Oltre agli specialisti del sostegno che mancano, non va poi molto meglio anche sul fronte dei supplenti, il rischio di cattedre vuote è concreto e l’avvio dell’anno scolastico è ormai alle porte. I circa cento docenti con abilitazione al sostegno inizieranno la loro attività, ma in tutta la regione e in particolare nella provincia di Torino la situazione, come denunciato dal segretario regionale della Uil Scuola è sconfortante.
Ogni anno le nomine sono sempre più complicate, i posti di sostegno sono coperti da precari che spesso non hanno la necessaria specializzazione e in alcuni casi da docenti di ruolo, sempre senza specializzazione, ma che con senso di responsabilità si sono fatti carico del problema come meglio potevano.

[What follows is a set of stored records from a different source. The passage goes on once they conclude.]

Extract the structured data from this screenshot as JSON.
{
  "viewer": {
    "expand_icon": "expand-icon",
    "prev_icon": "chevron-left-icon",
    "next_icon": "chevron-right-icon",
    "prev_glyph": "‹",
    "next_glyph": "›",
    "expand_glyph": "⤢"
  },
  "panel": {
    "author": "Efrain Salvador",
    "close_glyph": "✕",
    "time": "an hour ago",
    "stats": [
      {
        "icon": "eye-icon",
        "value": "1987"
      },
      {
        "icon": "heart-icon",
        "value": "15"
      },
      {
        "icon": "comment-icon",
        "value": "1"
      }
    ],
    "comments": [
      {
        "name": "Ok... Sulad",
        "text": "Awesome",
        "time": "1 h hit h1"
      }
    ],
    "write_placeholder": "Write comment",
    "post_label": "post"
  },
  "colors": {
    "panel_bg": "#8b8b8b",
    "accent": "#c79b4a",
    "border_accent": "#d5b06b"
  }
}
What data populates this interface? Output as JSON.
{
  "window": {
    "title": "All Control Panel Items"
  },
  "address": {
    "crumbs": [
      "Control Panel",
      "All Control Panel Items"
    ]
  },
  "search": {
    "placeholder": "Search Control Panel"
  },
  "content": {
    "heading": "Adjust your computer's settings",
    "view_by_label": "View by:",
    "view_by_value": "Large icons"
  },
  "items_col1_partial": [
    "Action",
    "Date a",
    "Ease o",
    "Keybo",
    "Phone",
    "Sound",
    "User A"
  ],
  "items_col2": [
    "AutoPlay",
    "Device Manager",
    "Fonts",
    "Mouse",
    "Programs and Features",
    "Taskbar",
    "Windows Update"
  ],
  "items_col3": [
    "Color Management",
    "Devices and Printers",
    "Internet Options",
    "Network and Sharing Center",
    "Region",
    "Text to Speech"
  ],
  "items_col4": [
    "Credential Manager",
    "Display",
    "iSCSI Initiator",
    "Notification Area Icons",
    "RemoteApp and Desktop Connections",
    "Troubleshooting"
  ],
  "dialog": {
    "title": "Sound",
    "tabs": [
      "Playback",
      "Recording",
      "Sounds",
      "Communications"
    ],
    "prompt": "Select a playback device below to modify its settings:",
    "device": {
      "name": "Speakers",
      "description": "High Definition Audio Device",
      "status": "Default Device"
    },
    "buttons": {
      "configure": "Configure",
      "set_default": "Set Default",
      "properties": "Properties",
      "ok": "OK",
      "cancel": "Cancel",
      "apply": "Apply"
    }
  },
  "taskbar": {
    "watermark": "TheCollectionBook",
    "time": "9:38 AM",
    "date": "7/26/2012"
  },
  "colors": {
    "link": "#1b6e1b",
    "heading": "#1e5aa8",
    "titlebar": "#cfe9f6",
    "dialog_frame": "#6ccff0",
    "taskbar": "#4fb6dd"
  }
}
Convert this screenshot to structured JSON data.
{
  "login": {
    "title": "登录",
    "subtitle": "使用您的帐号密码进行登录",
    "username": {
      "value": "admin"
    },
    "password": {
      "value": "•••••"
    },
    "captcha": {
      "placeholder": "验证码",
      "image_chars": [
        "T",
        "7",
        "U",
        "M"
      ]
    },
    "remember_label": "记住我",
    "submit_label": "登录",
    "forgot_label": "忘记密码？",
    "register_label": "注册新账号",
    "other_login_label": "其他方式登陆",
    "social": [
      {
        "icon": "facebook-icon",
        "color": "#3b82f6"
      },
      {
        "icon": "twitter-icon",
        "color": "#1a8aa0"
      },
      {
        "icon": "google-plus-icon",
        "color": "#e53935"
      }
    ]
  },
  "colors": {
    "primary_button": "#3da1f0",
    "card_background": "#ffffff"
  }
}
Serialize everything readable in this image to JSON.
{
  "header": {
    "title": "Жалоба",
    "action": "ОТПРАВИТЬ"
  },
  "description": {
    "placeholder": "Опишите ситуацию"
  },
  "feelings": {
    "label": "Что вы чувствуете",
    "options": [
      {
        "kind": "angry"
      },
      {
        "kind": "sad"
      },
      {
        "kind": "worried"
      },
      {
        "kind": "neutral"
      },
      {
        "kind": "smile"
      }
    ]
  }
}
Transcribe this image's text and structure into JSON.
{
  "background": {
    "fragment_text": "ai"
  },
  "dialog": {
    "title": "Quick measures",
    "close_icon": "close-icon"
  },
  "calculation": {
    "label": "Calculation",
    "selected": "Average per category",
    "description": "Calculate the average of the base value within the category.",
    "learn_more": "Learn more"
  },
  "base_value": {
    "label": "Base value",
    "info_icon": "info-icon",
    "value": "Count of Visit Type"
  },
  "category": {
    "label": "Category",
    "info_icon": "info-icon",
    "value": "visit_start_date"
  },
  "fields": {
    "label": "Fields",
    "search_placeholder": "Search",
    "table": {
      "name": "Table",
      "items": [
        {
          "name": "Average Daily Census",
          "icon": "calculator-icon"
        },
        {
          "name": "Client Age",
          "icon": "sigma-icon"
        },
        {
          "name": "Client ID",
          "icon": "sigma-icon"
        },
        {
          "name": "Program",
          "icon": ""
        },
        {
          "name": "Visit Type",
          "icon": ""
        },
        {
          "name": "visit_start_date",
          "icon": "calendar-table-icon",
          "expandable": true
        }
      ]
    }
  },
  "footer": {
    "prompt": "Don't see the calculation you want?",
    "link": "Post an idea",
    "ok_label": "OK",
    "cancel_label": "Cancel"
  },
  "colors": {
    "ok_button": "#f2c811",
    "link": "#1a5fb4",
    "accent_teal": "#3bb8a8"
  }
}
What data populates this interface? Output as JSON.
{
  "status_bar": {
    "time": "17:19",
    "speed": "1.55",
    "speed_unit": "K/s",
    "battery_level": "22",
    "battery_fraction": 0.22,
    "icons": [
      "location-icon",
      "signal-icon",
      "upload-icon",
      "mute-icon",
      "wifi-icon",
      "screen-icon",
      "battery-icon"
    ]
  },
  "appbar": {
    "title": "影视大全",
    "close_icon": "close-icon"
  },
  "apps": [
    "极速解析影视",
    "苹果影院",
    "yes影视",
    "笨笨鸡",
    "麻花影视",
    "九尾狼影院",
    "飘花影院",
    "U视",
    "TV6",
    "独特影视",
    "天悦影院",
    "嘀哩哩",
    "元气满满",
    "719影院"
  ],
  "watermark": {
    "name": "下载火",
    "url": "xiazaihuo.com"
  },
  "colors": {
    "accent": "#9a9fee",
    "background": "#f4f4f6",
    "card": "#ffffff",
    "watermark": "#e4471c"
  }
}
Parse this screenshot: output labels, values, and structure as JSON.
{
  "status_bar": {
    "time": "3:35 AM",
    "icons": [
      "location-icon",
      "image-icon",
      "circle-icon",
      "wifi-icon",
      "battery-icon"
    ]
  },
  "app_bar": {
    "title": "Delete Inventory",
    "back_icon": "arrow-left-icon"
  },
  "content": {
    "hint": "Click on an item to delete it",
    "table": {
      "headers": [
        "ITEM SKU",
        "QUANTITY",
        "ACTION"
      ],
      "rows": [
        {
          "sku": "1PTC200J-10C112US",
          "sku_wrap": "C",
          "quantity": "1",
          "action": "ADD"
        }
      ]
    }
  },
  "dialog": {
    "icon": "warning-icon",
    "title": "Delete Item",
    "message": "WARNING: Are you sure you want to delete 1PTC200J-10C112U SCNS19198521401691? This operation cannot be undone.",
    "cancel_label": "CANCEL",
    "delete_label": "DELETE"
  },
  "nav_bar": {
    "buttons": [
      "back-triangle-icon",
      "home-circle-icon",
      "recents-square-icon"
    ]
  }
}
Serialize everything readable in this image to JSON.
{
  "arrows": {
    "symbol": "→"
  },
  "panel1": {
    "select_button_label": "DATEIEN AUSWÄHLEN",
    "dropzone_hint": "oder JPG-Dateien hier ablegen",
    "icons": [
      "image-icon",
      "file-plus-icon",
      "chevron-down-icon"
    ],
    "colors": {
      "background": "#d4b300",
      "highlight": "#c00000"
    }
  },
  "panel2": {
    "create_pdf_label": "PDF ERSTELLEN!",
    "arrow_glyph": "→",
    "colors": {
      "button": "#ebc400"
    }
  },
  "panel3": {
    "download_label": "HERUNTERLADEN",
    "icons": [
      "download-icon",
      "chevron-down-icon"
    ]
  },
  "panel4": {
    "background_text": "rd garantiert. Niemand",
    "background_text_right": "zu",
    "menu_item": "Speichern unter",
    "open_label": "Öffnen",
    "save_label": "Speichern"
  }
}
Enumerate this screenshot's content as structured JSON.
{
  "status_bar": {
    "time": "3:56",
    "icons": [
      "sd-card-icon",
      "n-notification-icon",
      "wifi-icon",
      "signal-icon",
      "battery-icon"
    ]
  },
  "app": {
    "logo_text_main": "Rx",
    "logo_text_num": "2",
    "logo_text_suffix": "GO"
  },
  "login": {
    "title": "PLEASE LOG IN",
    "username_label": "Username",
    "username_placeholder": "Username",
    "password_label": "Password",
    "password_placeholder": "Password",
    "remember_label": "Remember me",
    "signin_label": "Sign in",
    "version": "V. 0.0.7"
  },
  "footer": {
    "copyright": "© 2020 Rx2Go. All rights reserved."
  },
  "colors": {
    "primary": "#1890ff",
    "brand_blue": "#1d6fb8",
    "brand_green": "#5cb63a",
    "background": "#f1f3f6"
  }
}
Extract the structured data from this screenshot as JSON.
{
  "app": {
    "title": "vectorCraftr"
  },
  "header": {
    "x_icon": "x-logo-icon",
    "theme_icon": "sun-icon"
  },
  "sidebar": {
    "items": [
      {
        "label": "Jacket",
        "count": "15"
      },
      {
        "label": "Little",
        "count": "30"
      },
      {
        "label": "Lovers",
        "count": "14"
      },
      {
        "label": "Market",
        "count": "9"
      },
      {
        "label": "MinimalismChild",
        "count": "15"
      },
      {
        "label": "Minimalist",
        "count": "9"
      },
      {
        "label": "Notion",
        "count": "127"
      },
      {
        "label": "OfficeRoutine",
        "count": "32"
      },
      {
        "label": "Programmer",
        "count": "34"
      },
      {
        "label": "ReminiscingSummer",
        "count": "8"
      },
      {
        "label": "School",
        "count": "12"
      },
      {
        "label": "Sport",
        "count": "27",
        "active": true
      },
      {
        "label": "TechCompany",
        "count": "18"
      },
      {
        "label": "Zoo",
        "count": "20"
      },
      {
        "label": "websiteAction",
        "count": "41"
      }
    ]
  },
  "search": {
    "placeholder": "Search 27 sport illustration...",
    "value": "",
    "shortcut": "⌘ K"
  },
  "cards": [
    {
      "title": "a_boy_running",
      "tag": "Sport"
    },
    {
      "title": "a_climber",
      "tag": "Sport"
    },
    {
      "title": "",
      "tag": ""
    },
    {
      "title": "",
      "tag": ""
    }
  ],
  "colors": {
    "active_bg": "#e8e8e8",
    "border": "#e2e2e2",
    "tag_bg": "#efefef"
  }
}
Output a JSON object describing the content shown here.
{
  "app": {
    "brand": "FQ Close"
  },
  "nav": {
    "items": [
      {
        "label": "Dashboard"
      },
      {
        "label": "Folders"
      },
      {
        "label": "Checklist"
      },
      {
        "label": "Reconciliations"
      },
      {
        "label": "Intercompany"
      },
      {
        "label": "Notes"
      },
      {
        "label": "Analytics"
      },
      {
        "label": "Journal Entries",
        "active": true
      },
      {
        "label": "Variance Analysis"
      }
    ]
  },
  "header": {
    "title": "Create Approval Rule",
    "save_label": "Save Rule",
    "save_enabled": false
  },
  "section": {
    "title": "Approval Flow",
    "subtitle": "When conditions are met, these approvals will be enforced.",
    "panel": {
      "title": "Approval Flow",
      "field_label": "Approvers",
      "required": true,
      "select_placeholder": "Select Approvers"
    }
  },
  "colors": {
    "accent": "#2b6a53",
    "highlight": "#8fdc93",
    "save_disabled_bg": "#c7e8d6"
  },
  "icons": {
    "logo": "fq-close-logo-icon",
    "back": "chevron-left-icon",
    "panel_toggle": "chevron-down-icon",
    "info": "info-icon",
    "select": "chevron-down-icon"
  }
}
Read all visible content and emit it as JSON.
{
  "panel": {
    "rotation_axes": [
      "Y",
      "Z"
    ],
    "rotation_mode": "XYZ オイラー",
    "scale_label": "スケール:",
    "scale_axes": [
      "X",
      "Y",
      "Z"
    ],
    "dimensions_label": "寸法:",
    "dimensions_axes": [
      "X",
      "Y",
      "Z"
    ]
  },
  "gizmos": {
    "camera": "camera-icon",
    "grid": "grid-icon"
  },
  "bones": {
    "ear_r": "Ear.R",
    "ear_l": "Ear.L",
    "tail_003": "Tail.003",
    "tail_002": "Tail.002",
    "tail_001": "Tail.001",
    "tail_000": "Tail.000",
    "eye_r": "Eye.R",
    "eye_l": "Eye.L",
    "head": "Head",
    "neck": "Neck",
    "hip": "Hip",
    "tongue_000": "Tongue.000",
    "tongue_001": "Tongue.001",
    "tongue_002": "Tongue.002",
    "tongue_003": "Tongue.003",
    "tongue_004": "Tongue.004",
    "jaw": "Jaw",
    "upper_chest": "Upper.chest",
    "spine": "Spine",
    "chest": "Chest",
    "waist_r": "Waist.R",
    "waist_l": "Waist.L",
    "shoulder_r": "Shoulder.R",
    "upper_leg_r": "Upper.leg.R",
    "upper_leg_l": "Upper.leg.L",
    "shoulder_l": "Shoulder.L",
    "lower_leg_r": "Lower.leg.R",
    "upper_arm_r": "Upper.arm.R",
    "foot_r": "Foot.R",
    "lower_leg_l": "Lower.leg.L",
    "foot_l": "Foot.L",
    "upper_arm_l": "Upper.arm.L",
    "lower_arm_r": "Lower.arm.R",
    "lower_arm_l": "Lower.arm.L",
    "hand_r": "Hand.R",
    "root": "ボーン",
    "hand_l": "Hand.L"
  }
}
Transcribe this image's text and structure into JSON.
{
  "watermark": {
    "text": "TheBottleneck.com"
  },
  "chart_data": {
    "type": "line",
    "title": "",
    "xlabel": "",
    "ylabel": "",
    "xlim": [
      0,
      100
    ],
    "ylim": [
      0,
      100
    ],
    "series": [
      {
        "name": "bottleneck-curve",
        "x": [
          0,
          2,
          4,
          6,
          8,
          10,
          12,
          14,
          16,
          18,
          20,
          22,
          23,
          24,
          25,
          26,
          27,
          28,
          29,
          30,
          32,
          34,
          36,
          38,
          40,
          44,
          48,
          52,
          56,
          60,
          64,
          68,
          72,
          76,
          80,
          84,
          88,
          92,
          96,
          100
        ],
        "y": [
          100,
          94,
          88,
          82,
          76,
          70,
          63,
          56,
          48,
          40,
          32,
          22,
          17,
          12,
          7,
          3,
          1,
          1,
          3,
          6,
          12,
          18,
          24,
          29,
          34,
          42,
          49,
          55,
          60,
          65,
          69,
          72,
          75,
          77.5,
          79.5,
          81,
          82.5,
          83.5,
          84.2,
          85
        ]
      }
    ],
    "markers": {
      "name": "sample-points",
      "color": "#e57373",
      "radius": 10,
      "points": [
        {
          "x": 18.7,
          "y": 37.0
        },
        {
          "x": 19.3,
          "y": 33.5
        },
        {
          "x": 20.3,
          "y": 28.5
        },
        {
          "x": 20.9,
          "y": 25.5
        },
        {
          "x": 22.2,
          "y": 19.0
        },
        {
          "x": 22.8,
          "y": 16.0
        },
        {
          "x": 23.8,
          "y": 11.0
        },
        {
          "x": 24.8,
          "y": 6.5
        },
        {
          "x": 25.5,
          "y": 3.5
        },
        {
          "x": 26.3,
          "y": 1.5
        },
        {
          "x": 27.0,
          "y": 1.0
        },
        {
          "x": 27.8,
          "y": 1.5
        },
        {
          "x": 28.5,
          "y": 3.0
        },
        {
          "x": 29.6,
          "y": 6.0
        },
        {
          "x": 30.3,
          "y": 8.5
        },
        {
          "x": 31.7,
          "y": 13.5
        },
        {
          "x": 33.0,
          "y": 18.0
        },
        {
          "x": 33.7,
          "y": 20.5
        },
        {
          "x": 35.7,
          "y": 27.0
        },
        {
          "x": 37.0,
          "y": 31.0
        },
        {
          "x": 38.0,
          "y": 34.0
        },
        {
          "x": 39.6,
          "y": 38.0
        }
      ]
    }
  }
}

La cosiddetta integrazione scolastica rischia di rivelarsi solo uno slogan. Il Ministero quest’anno ha previsto percorsi di specializzazione, ma i 200 posti previsti sono assolutamente insufficienti per rispondere efficacemente alle esigenze della regione Piemonte. In molte altre regioni italiane peraltro le cose non vanno meglio.
Oltre all’ormai tristemente noto problema del sostegno, va detto che anche le cattedre ordinarie, soprattutto in provincia di Torino, in molti casi resteranno scoperte a settembre. Su 4.650 posti autorizzati in Piemonte le assunzioni sono state meno di un terzo. Il rischio sempre più concreto è che in numerose scuole si inizi l’anno scolastico 2019-2020 con orari ridotti e materie del tutto scoperte. Osservata speciale proprio Torino, che considerando anche la sua provincia conta circa la metà di tutti gli istituti scolastici dell’intera regione. Molti riponevano le loro speranze nel cosiddetto decreto precari, che avrebbe dovuto bandire nuovi concorsi o comunque percorsi di inserimento per chi avesse almeno tre anni di precariato alle spalle, ma per ora complice la crisi di governo, è tutto rimasto nel limbo.